Certo che lo sono. Sono a prescindere disponibile a lavorare per trovare un candidato adatto, a ripartire ideando insieme un piano articolato per la città. Sono pronto a farlo con il Pd e con le forze più di centro”.
A destra che scenario vede?
Io spero che la Meloni trovi un candidato da opporre che non sia come quelli espressi dalla Lega in Toscana in Emilia Romagna. A Roma serve che il dibattito politico sia forte, la campagna sia vera, che Giorgia tiri fuori un candidato capace e soprattutto che lo tiri fuori lei e non la Lega”.
Candidati della società civile?
Io penso che le figure di maggior rilievo che potrebbero fare questo lavoro siano anche piuttosto spaventate dall’idea di essere appoggiate dai partiti che poi non vogliono cambiare assolutamente niente a roma e quindi di trovarsi un po’ nella condizione di Ignazio Marino.
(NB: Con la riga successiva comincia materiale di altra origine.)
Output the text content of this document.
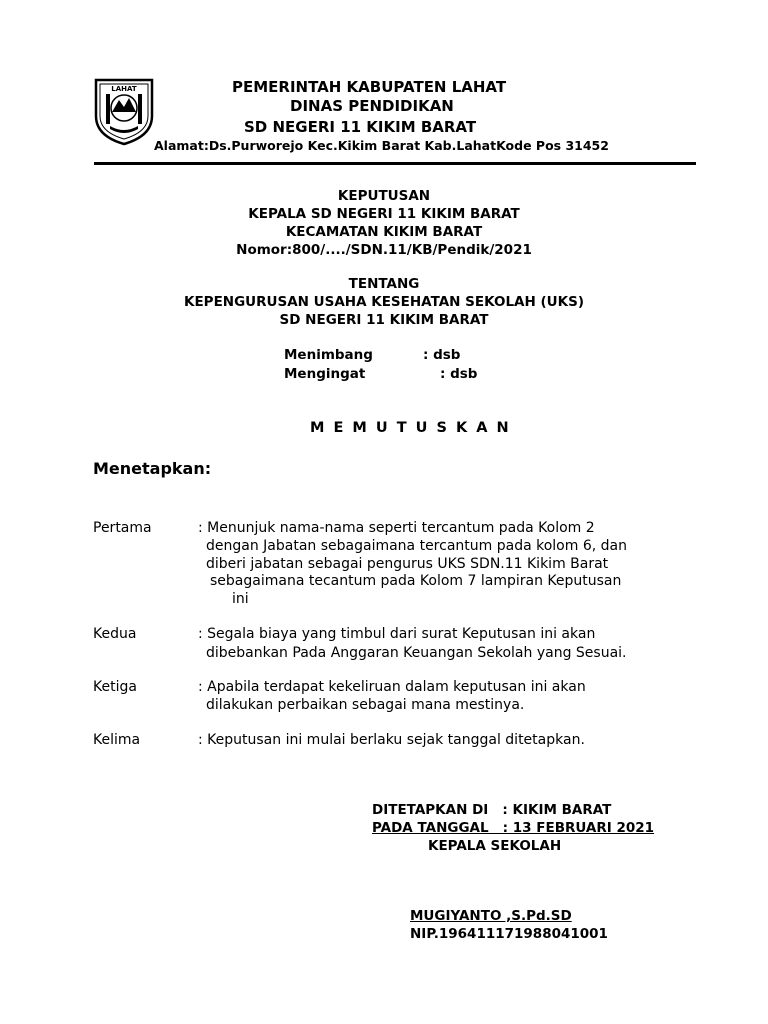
LAHAT	PEMERINTAH KABUPATEN LAHAT
DINAS PENDIDIKAN
SD NEGERI 11 KIKIM BARAT
Alamat:Ds.Purworejo Kec.Kikim Barat Kab.LahatKode Pos 31452
KEPUTUSAN
KEPALA SD NEGERI 11 KIKIM BARAT
KECAMATAN KIKIM BARAT
Nomor:800/..../SDN.11/KB/Pendik/2021
TENTANG
KEPENGURUSAN USAHA KESEHATAN SEKOLAH (UKS)
SD NEGERI 11 KIKIM BARAT
Menimbang	: dsb
Mengingat	: dsb
M E M U T U S K A N
Menetapkan:
Pertama	: Menunjuk nama-nama seperti tercantum pada Kolom 2
dengan Jabatan sebagaimana tercantum pada kolom 6, dan
diberi jabatan sebagai pengurus UKS SDN.11 Kikim Barat
sebagaimana tecantum pada Kolom 7 lampiran Keputusan
ini
Kedua	: Segala biaya yang timbul dari surat Keputusan ini akan
dibebankan Pada Anggaran Keuangan Sekolah yang Sesuai.
Ketiga	: Apabila terdapat kekeliruan dalam keputusan ini akan
dilakukan perbaikan sebagai mana mestinya.
Kelima	: Keputusan ini mulai berlaku sejak tanggal ditetapkan.
DITETAPKAN DI   : KIKIM BARAT
PADA TANGGAL   : 13 FEBRUARI 2021
KEPALA SEKOLAH
MUGIYANTO ,S.Pd.SD
NIP.196411171988041001
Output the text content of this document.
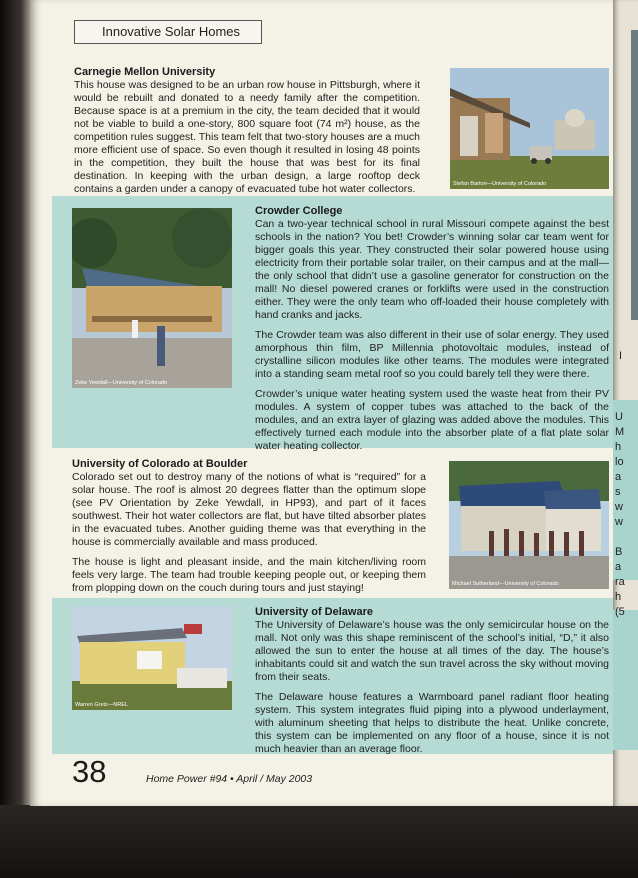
Innovative Solar Homes
Carnegie Mellon University

This house was designed to be an urban row house in Pittsburgh, where it would be rebuilt and donated to a needy family after the competition. Because space is at a premium in the city, the team decided that it would not be viable to build a one-story, 800 square foot (74 m²) house, as the competition rules suggest. This team felt that two-story houses are a much more efficient use of space. So even though it resulted in losing 48 points in the competition, they built the house that was best for its final destination. In keeping with the urban design, a large rooftop deck contains a garden under a canopy of evacuated tube hot water collectors.	Stefan Barton—University of Colorado
Zeke Yewdall—University of Colorado
Crowder College

Can a two-year technical school in rural Missouri compete against the best schools in the nation? You bet! Crowder’s winning solar car team went for bigger goals this year. They constructed their solar powered house using electricity from their portable solar trailer, on their campus and at the mall—the only school that didn’t use a gasoline generator for construction on the mall! No diesel powered cranes or forklifts were used in the construction either. They were the only team who off-loaded their house completely with hand cranks and jacks.

The Crowder team was also different in their use of solar energy. They used amorphous thin film, BP Millennia photovoltaic modules, instead of crystalline silicon modules like other teams. The modules were integrated into a standing seam metal roof so you could barely tell they were there.

Crowder’s unique water heating system used the waste heat from their PV modules. A system of copper tubes was attached to the back of the modules, and an extra layer of glazing was added above the modules. This effectively turned each module into the absorber plate of a flat plate solar water heating collector.

University of Colorado at Boulder

Colorado set out to destroy many of the notions of what is “required” for a solar house. The roof is almost 20 degrees flatter than the optimum slope (see PV Orientation by Zeke Yewdall, in HP93), and part of it faces southwest. Their hot water collectors are flat, but have tilted absorber plates in the evacuated tubes. Another guiding theme was that everything in the house is commercially available and mass produced.

The house is light and pleasant inside, and the main kitchen/living room feels very large. The team had trouble keeping people out, or keeping them from plopping down on the couch during tours and just staying!	Michael Sutherland—University of Colorado
Warren Gretz—NREL
University of Delaware

The University of Delaware’s house was the only semicircular house on the mall. Not only was this shape reminiscent of the school’s initial, “D,” it also allowed the sun to enter the house at all times of the day. The house’s inhabitants could sit and watch the sun travel across the sky without moving from their seats.

The Delaware house features a Warmboard panel radiant floor heating system. This system integrates fluid piping into a plywood underlayment, with aluminum sheeting that helps to distribute the heat. Unlike concrete, this system can be implemented on any floor of a house, since it is not much heavier than an average floor.

38	Home Power #94 • April / May 2003
I
U
M
h
lo
a
s
w
w

B
a
ra
h
(5
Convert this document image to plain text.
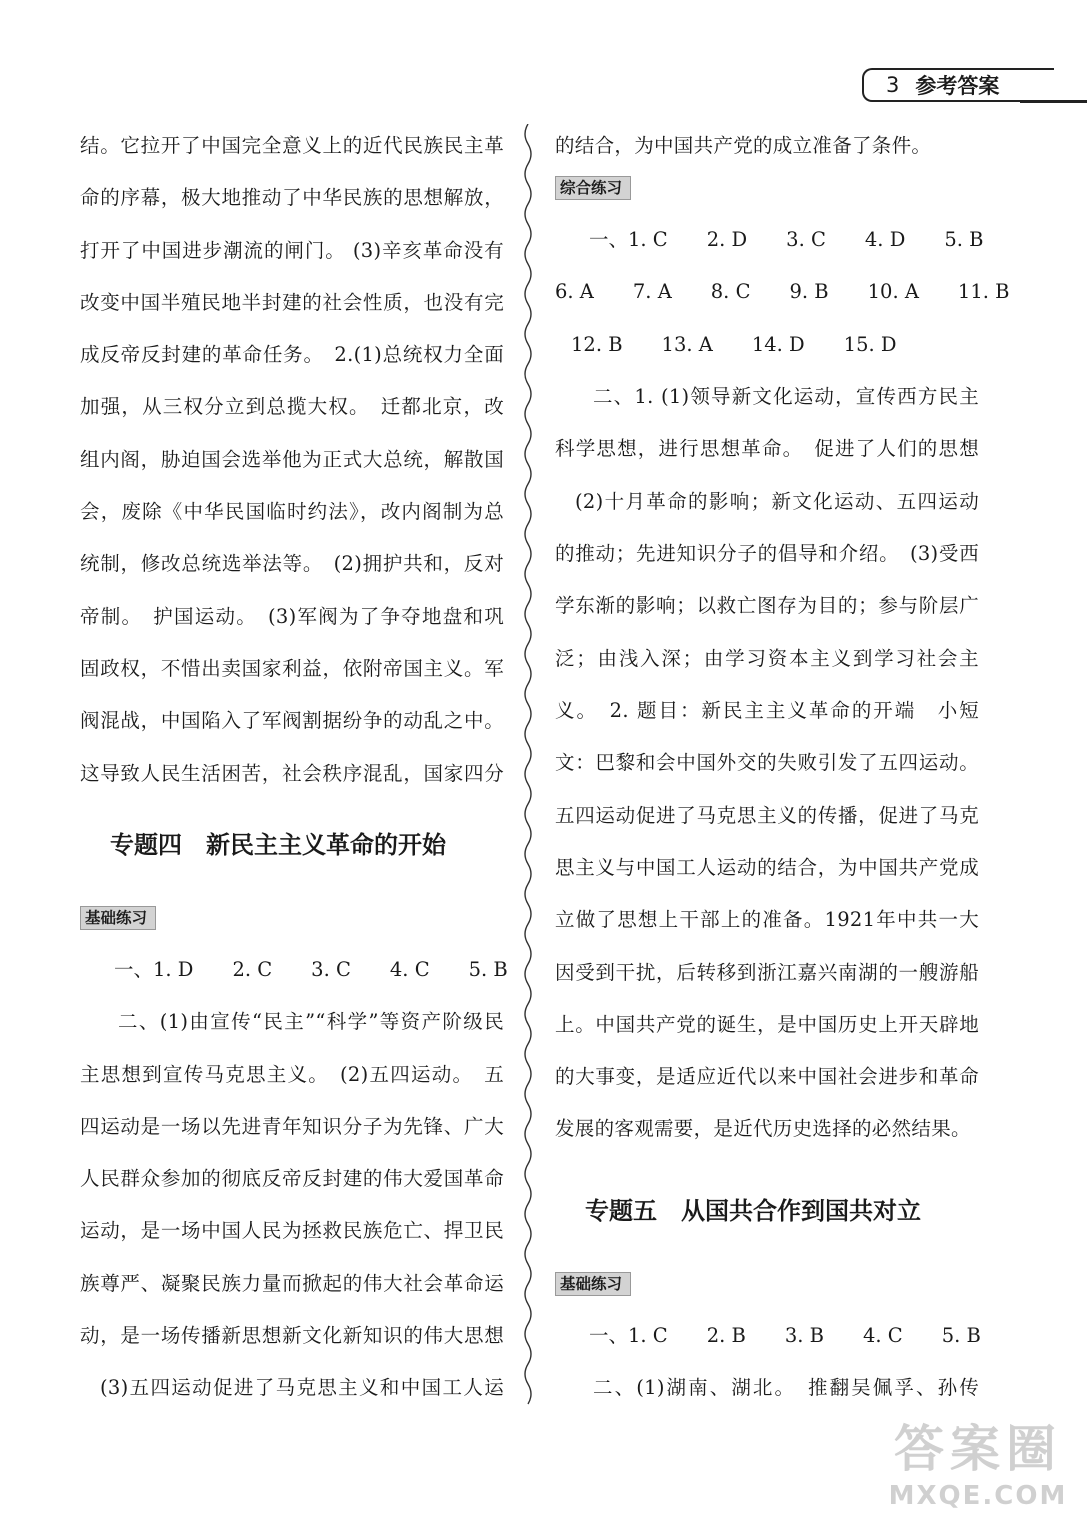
3 参考答案
结。它拉开了中国完全意义上的近代民族民主革命的序幕，极大地推动了中华民族的思想解放，打开了中国进步潮流的闸门。 (3)辛亥革命没有改变中国半殖民地半封建的社会性质，也没有完成反帝反封建的革命任务。　2.(1)总统权力全面加强，从三权分立到总揽大权。　迁都北京，改组内阁，胁迫国会选举他为正式大总统，解散国会，废除《中华民国临时约法》，改内阁制为总统制，修改总统选举法等。　(2)拥护共和，反对帝制。　护国运动。　(3)军阀为了争夺地盘和巩固政权，不惜出卖国家利益，依附帝国主义。军阀混战，中国陷入了军阀割据纷争的动乱之中。这导致人民生活困苦，社会秩序混乱，国家四分
专题四　新民主主义革命的开始
基础练习
一、1. D　　2. C　　3. C　　4. C　　5. B
二、(1)由宣传“民主”“科学”等资产阶级民主思想到宣传马克思主义。　(2)五四运动。　五四运动是一场以先进青年知识分子为先锋、广大人民群众参加的彻底反帝反封建的伟大爱国革命运动，是一场中国人民为拯救民族危亡、捍卫民族尊严、凝聚民族力量而掀起的伟大社会革命运动，是一场传播新思想新文化新知识的伟大思想
(3)五四运动促进了马克思主义和中国工人运
的结合，为中国共产党的成立准备了条件。
综合练习
一、1. C　　2. D　　3. C　　4. D　　5. B
6. A　　7. A　　8. C　　9. B　　10. A　　11. B
12. B　　13. A　　14. D　　15. D
二、1. (1)领导新文化运动，宣传西方民主科学思想，进行思想革命。　促进了人们的思想
(2)十月革命的影响；新文化运动、五四运动的推动；先进知识分子的倡导和介绍。　(3)受西学东渐的影响；以救亡图存为目的；参与阶层广泛；由浅入深；由学习资本主义到学习社会主义。　2. 题目：新民主主义革命的开端　小短文：巴黎和会中国外交的失败引发了五四运动。五四运动促进了马克思主义的传播，促进了马克思主义与中国工人运动的结合，为中国共产党成立做了思想上干部上的准备。1921年中共一大因受到干扰，后转移到浙江嘉兴南湖的一艘游船上。中国共产党的诞生，是中国历史上开天辟地的大事变，是适应近代以来中国社会进步和革命发展的客观需要，是近代历史选择的必然结果。
专题五　从国共合作到国共对立
基础练习
一、1. C　　2. B　　3. B　　4. C　　5. B
二、(1)湖南、湖北。　推翻吴佩孚、孙传
答案圈
MXQE.COM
Di cui non è che ho una stima straordinaria come amministratore, ma che è l’esempio di come si candidi qualcuno che è un nome e poi, appena quel qualcuno prova a toccare qualcosa, ti saltano al collo. Mi riferisco alle figure fuori dalla politica, di alto livello, che proprio mentre servirebbero a destra come a sinistra se ne guardano bene”.
Il capostaff della Raggi, Max Bugani, sostiene che lei non si presenta perché ha paura della Raggi.
Io rispondo generalmente a tutti. Ma c’è anche un limite a tutto”.
Tracciamo un bilancio del quinquennio Raggi/5Stelle?
No, non c’è nessun bilancio da tracciare. Ho incontrato tanta gente impreparata ma nessuno con il grado di impreparazione totale di Virginia Raggi. Direi che è la politica più incapace che abbia incontrato. Ma non è mica colpa sua...
È che la disegnano così?
No è l’assurdità dei partiti che candidano una avvocato alle prime armi  a fare il sindaco di una grande città. Non so su che basi pensavano ci potesse riuscire. In 75 anni siamo stati addestrati a considerare la politica sotto l’ideologia o i sentimenti: non conta se sai amministrare ma se rappresenti la rabbia o la destra o il comunismo. Ed è la ragione per cui siamo ridotti allo sfacelo”.
Ma ecco perché poi esce il suo nome come quello di uno che potrebbe amministrare.
Ma io non sto andando a coltivare girasoli a Tahiti, ho dato vita a un partito politico”.
Ma riuscire dove altri hanno fallito...
Se a me piacerebbe la sfida gestionale? Da morire come è stato per il Ministero dello Sviluppo economico”.